Mailer is compatible with IMAP incoming mail servers and SMTP outgoing mail servers. It replaces Outlook, Evolution, and Apple's Mail.app.
Mailer was designed as a no-nonsense mail client after too many years fighting over-clever, over-configurable mailers on various platforms. Almost every mailer has something it does really well, but every mailer has some fundamental problem (even if it's only the lack of spelling checking as you type, or being tied to one particular platform):
Available Everywhere - Mailer runs on Linux, Mac OS, Solaris, and Windows. No more using a different mailer on every platform.
Strong Plain-Text Editing - Mailer uses an industrial-strength custom text component for displaying/editing plain text. (The same component is used in the full-blown editor for programmers, Evergreen.)
Designed For Keyboard Navigation - Sometimes you're using the mouse, and sometimes you're using the keyboard. Apple's Mail.app showed how the flow in a GUI mailer could be improved by strong keyboard support, and Mailer is designed to be at least as good. In particular, when the mailbox table has the focus, the up and down arrow keys change the selected message, but the page up/page down and home/end keys scroll through the body of the currently selected message rather than much less usefully scrolling the table itself. The delete key moves selected messages to your trash folder, and shift-delete permanently deletes selected messages, bypassing the trash folder as in Outlook.
Designed For High-Latency Links/Slow Servers - Not everyone is on the same LAN as their IMAP server, but many mailers behave as if they were. Mailer tries not to waste your time with unnecessary network ping-pong matches.

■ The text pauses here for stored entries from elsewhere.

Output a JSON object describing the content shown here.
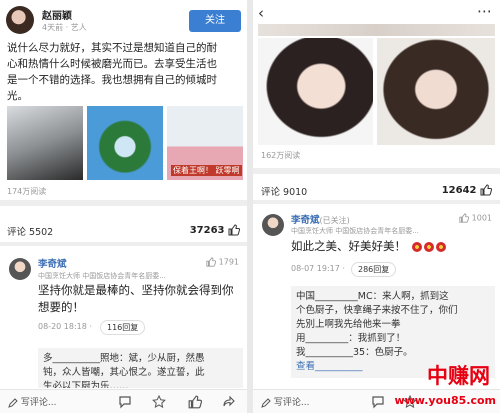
{
  "left": {
    "author": {
      "name": "赵丽颖",
      "meta": "4天前 · 艺人"
    },
    "follow_label": "关注",
    "post_lines": [
      "说什么尽力就好，其实不过是想知道自己的耐",
      "心和热情什么时候被磨光而已。去享受生活也",
      "是一个不错的选择。我也想拥有自己的倾城时",
      "光。"
    ],
    "img3_caption": "保着王啊！ 跃零啊",
    "reads": "174万阅读",
    "comment_count": "评论 5502",
    "like_count": "37263",
    "comment": {
      "name": "李奇斌",
      "sub": "中国烹饪大师 中国饭店协会青年名厨委...",
      "likes": "1791",
      "text_lines": [
        "坚持你就是最棒的、坚持你就会得到你",
        "想要的！"
      ],
      "time": "08-20 18:18 ·",
      "replies": "116回复",
      "reply_lines": [
        "多__________照地：斌，少从厨，然愚",
        "钝，众人皆嘲，其心恨之。遂立誓，此",
        "生必以下厨为乐……"
      ]
    },
    "write_comment": "写评论..."
  },
  "right": {
    "reads": "162万阅读",
    "comment_count": "评论 9010",
    "like_count": "12642",
    "comment": {
      "name": "李奇斌",
      "tag": "(已关注)",
      "sub": "中国烹饪大师 中国饭店协会青年名厨委...",
      "likes": "1001",
      "text": "如此之美、好美好美！",
      "time": "08-07 19:17 ·",
      "replies": "286回复",
      "reply_lines": [
        "中国_________MC：来人啊，抓到这",
        "个色厨子，快拿绳子来按不住了，你们",
        "先別上啊我先给他来一拳",
        "用_________：我抓到了！",
        "我__________35：色厨子。",
        "查看__________"
      ]
    },
    "write_comment": "写评论..."
  },
  "watermark": {
    "brand": "中赚网",
    "url": "www.you85.com"
  }
}
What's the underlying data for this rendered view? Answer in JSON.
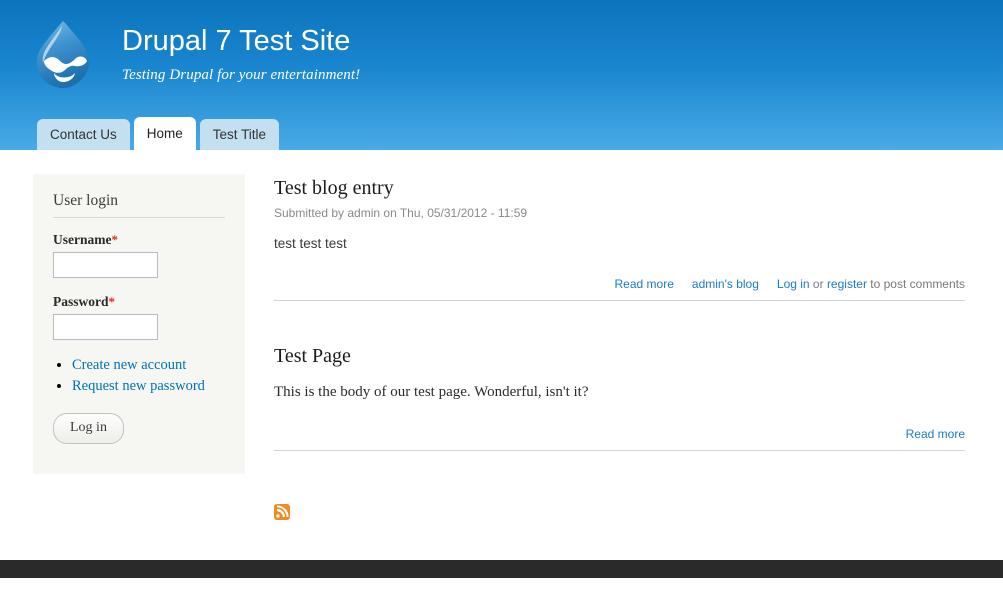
{
  "header": {
    "logo_icon": "drupal-droplet-logo",
    "site_name": "Drupal 7 Test Site",
    "site_slogan": "Testing Drupal for your entertainment!",
    "gradient_top": "#0b74bd",
    "gradient_bottom": "#49aae6"
  },
  "tabs": [
    {
      "label": "Contact Us",
      "active": false
    },
    {
      "label": "Home",
      "active": true
    },
    {
      "label": "Test Title",
      "active": false
    }
  ],
  "sidebar": {
    "block_title": "User login",
    "username": {
      "label": "Username",
      "required_marker": "*",
      "value": "",
      "placeholder": ""
    },
    "password": {
      "label": "Password",
      "required_marker": "*",
      "value": "",
      "placeholder": ""
    },
    "links": [
      {
        "label": "Create new account"
      },
      {
        "label": "Request new password"
      }
    ],
    "submit_label": "Log in",
    "background": "#f6f6f2",
    "link_color": "#0073b6"
  },
  "main": {
    "nodes": [
      {
        "title": "Test blog entry",
        "submitted": "Submitted by admin on Thu, 05/31/2012 - 11:59",
        "body": "test test test",
        "links": {
          "read_more": "Read more",
          "blog_link": "admin's blog",
          "login": "Log in",
          "or": " or ",
          "register": "register",
          "suffix": " to post comments"
        }
      },
      {
        "title": "Test Page",
        "body": "This is the body of our test page. Wonderful, isn't it?",
        "links": {
          "read_more": "Read more"
        }
      }
    ],
    "feed_icon": "rss-feed-icon",
    "link_color": "#1a7bc9"
  },
  "footer": {
    "background": "#2a2a2a"
  }
}
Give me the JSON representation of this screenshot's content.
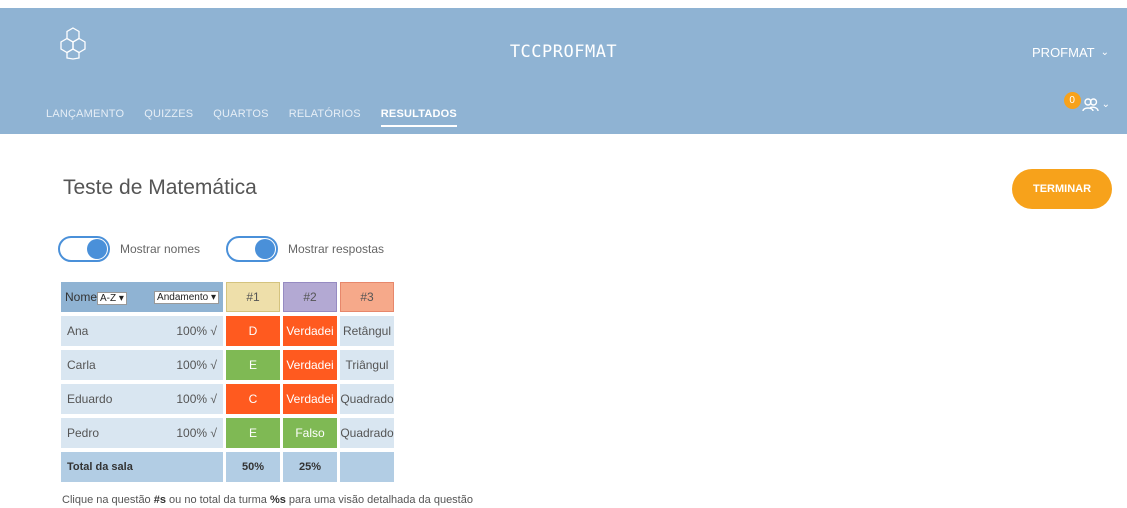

Secure - Use SSL to connect to your IMAP and SMTP servers, and use SMTP authentication to identify yourself to your outgoing mail server. Your IMAP and SMTP passwords are not stored on disk.
Simple Delete Behavior - Deleting a mail moves it to the trash folder; permanent deletion marks the message as deleted. Both expunge immediately. This is much less confusing if you point multiple mailers (or multiple instances of the same mailer) at the same mail store, because you don't log out at work when you go home, say, or because you have multiple computers around the house. Some argue that IMAP's existing distinction between marking as deleted and expunging is the appropriate implementation of two-stage deletion, but unless all clients agree on it, it causes trouble. It also means that your most frequently-accessed folder, your inbox, is larger than under the "move to trash" scheme.
No POP - IMAP offers the potential for better performance, better functionality, and better concurrent behavior than POP did. Only supporting IMAP also simplifies configuration.